JSON and Avro can contain complex types such as nested objects (records) or arrays. Many Stream Analytics customers use nested data and we have received various questions related to processing events containing records and/or arrays.
This blog post provides an overview of available record and array functions and includes query examples for typical operations.
Record data type
A Record is a collection of name/value pairs. The Record data type is used to represent JSON objects and Avro records when corresponding formats are used in the input data streams.
Let’s assume we are processing data events with sensor readings in JSON format and walk through few common operations over records.
Here is example of a single event:
{
"DeviceId" : "12345",
"Location" : {"Lat": 47, "Long": 122 }
"SensorReadings" :
{
"Temperature" : 80,
"Humidity" : 70,
"CustomSensor01" : 5,
"CustomSensor02" : 99
}
}
Access nested record fields
You can use dot notation to access nested fields.
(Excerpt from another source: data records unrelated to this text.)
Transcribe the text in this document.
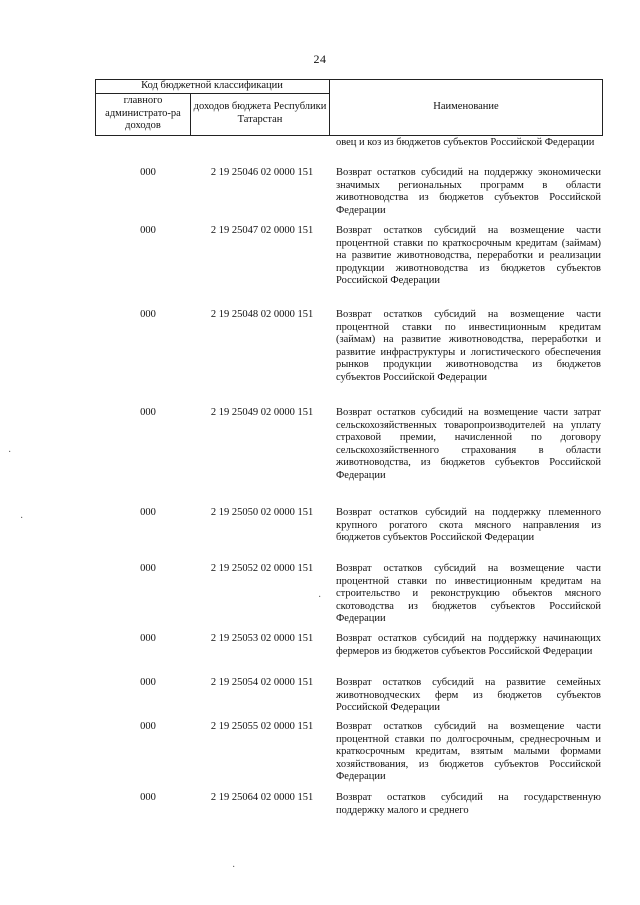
24
Код бюджетной классификации
главного администрато-ра доходов
доходов бюджета Республики Татарстан
Наименование
овец и коз из бюджетов субъектов Российской Федерации
000	2 19 25046 02 0000 151	Возврат остатков субсидий на поддержку экономически значимых региональных программ в области животноводства из бюджетов субъектов Российской Федерации
000	2 19 25047 02 0000 151	Возврат остатков субсидий на возмещение части процентной ставки по краткосрочным кредитам (займам) на развитие животноводства, переработки и реализации продукции животноводства из бюджетов субъектов Российской Федерации
000	2 19 25048 02 0000 151	Возврат остатков субсидий на возмещение части процентной ставки по инвестиционным кредитам (займам) на развитие животноводства, переработки и развитие инфраструктуры и логистического обеспечения рынков продукции животноводства из бюджетов субъектов Российской Федерации
000	2 19 25049 02 0000 151	Возврат остатков субсидий на возмещение части затрат сельскохозяйственных товаропроизводителей на уплату страховой премии, начисленной по договору сельскохозяйственного страхования в области животноводства, из бюджетов субъектов Российской Федерации
000	2 19 25050 02 0000 151	Возврат остатков субсидий на поддержку племенного крупного рогатого скота мясного направления из бюджетов субъектов Российской Федерации
000	2 19 25052 02 0000 151	Возврат остатков субсидий на возмещение части процентной ставки по инвестиционным кредитам на строительство и реконструкцию объектов мясного скотоводства из бюджетов субъектов Российской Федерации
000	2 19 25053 02 0000 151	Возврат остатков субсидий на поддержку начинающих фермеров из бюджетов субъектов Российской Федерации
000	2 19 25054 02 0000 151	Возврат остатков субсидий на развитие семейных животноводческих ферм из бюджетов субъектов Российской Федерации
000	2 19 25055 02 0000 151	Возврат остатков субсидий на возмещение части процентной ставки по долгосрочным, среднесрочным и краткосрочным кредитам, взятым малыми формами хозяйствования, из бюджетов субъектов Российской Федерации
000	2 19 25064 02 0000 151	Возврат остатков субсидий на государственную поддержку малого и среднего
·
·
·
·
For example, this query selects lat/long coordinates of the device:
SELECT
DeviceID,
Location.Latitude,
Location.Longitude
FROM input
Access nested record fields when the filed name is dynamic
If property name is unknown at query authoring time, use the GetRecordPropertyValue.
For example, imagine our sample stream is joined with reference data containing thresholds for each device sensor:
SELECT
input.DeviceID,
thresholds.SensorName
FROM input
JOIN thresholds
ON
input.DeviceId = thresholds.DeviceId
WHERE
GetRecordPropertyValue(input.SensorReading, thresholds.SensorName) > thresholds.Value
Extract record fields as separate events
To convert record fields into separate events use CROSS APPLY operator with the GetRecordProperties function. For example, to convert our sample stream into stream of event with individual sensor readings use this query:
SELECT
event.DeviceID,
sensorReading.PropertyName,
sensorReading.PropertyValue
FROM input as event
CROSS APPLY GetRecordProperties(event.SensorReadings) AS sensorReading
Array data type
An Array is an ordered collection of values. The Array data type is used to represent JSON and Avro arrays when corresponding formats are used in the input data streams.
In this section we will explain how to perform common operations over array values. Examples assume input events that have “arrayField” property of array type.
Select array element at specified index
For example, to select the first array element use the GetArrayElement function:
SELECT
GetArrayElement(arrayField, 0) AS firstElement
FROM input
Select array length
To retrieve the length of an array, use the GetArrayLength function:
SELECT
GetArrayLength(arrayField) AS arrayLength
FROM input
Select all array elements as individual events
To extract all array elements as individual events use CROSS APPLY operator with the GetArrayElements function:
SELECT
arrayElement.ArrayIndex,
arrayElement.ArrayValue
FROM input as event
CROSS APPLY GetArrayElements(event.arrayField) AS arrayElement\